Whenever natural events of some significance call into question dominant life models – such as the recent pandemic – we take a renewed interest in social relations, economies, cultures and also in the settlements that make up the backbone of peripheral territories – extra-urban, internal, marginal and mountain areas – looking for “smarter” ways of living.
These are issues on which design cultures have been pondering for some time, through research and studies, but also through “physical” interventions, capable of triggering virtuous processes of territorial regeneration.
In this sense, in recent decades the Alps have been an interesting test bench that has attempted to turn around its marginal situation – in a positive way – starting from the peculiarities of its territory, shaping new experiences, which have sometimes acquired a political value, acting as reference points for housing forms alternative to the urban ones.
The Alps’ decreasing settlement density, their landscape and environmental quality, and the availability of built elements to be recovered and transformed are the features on which recent design activities in the Alpine context have been working in order to open new perspectives for the territory, through re-infrastructuring processes, the creation of local facilities, circular economies and innovative forms of production.

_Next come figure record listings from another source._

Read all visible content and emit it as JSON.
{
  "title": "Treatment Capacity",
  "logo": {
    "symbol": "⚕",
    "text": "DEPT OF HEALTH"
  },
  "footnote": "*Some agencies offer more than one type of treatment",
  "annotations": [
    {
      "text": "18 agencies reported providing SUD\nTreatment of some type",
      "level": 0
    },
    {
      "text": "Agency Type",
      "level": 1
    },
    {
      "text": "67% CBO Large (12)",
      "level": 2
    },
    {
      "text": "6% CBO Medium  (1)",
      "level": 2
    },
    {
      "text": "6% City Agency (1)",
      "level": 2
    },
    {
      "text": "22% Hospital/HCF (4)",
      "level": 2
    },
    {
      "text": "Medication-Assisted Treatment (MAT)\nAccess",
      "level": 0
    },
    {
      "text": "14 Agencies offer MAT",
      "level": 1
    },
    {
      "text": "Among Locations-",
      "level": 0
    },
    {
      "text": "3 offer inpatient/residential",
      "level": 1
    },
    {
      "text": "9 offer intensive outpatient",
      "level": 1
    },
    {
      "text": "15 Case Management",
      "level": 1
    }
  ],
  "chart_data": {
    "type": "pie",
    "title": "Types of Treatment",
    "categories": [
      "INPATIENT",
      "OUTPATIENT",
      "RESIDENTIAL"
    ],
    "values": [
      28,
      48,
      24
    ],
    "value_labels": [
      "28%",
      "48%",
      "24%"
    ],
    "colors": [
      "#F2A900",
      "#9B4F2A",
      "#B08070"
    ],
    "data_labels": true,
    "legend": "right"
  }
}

These projects are to be interpreted from a “metro-mountain” perspective that – as Dematteis wrote and as the “Camaldoli Manifesto” also stated – gives new centrality to the mountain.
The redefinition of a “right-distance” between cities and territories is therefore, as indicated also by Barbera and Membretti, a central issue for rethinking an integrated infrastructure system that guarantees life and work opportunities in the Alps. The projects and experiences gathered in this issue of the journal are related to two major topics, which are strongly intertwined and interdependent.

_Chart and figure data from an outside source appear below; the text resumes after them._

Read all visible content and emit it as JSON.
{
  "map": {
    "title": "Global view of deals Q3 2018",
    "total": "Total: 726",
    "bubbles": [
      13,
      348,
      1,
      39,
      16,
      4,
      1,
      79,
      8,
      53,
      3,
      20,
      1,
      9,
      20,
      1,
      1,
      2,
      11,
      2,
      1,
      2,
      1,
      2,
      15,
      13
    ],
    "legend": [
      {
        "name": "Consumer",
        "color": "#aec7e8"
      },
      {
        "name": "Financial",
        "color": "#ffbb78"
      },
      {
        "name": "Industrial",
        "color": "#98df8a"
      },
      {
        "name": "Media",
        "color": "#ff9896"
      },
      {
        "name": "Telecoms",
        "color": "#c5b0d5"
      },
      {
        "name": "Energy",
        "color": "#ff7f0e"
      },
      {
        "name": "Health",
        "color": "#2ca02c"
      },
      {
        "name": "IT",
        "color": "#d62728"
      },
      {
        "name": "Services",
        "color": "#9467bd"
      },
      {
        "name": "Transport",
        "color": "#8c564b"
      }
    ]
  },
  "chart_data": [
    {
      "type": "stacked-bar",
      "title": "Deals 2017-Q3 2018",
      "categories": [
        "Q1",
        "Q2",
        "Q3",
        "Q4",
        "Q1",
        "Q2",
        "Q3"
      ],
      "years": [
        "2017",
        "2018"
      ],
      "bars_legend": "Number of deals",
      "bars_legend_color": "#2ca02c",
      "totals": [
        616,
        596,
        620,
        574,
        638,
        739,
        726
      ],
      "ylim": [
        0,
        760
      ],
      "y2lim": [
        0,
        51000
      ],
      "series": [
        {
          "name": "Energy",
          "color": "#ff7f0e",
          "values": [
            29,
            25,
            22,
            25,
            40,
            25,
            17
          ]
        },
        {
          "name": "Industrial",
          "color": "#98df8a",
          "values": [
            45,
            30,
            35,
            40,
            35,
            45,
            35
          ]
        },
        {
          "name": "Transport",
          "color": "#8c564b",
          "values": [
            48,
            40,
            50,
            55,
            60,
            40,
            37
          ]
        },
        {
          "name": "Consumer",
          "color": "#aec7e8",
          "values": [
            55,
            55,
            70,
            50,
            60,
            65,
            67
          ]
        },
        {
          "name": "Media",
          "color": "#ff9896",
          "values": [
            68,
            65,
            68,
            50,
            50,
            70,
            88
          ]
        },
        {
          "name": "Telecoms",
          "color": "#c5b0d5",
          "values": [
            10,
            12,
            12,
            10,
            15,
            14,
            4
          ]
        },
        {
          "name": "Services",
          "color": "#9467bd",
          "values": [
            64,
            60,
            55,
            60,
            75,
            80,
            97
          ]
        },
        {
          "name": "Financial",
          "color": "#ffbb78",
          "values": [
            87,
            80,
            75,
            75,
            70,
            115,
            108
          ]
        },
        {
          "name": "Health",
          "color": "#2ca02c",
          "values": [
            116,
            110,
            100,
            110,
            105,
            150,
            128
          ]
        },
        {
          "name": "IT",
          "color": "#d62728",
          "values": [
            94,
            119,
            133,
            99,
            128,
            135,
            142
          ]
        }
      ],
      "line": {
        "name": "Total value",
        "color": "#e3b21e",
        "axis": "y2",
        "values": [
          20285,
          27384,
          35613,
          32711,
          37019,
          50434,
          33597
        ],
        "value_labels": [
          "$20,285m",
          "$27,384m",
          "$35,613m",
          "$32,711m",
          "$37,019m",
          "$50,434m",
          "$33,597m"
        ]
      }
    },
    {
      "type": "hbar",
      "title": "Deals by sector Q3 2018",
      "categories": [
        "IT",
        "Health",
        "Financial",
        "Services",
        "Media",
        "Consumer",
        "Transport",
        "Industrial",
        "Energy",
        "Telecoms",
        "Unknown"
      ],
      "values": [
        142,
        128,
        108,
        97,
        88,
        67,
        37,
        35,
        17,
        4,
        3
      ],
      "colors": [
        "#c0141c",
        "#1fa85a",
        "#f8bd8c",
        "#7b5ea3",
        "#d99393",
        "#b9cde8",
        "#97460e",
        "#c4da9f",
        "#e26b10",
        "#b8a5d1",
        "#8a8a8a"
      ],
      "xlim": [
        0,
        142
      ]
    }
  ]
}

On the one hand, there is the theme of welfare, or of how the architecture and the design of physical space collaborate in the development of a network of structures serving local communities, so as to achieve an all-round qualitative enhancement of places. For example, in Val Bregaglia in Switzerland, in Val Pusteria in South Tyrol or in the Slovenian valleys, contemporary architecture was the vehicle and, at the same time, the epiphenomenon of the creation of an efficient network of community services and facilities.
On the other hand, there is the theme of regeneration of territories which were strongly affected by depopulation during the twentieth century, and by the socio-economic changes of modernity. These territories have now become laboratories in which new forms of development are experimented with, starting from culture and the social involvement of the communities. Examples of such laboratories can be found in Ostana and in the Occitan Valleys in Piedmont, in Topolò in Friuli, but also in those territories that were heavily affected by urbanization and are now awaiting a new identity, such as the peripheral area of Geneva or the tourist resort of Crans-Montana in Switzerland.
Lastly, this issue could not be considered complete without one of the most significant cases in the Alps: that of Vrin, in the canton of Grisons, where, as early as the 1980s, some associations have started a process of revitalization of the anthropic and productive fabric of the territory through exemplary urban and architectural interventions, so as to counteract the phenomenon of abandonment.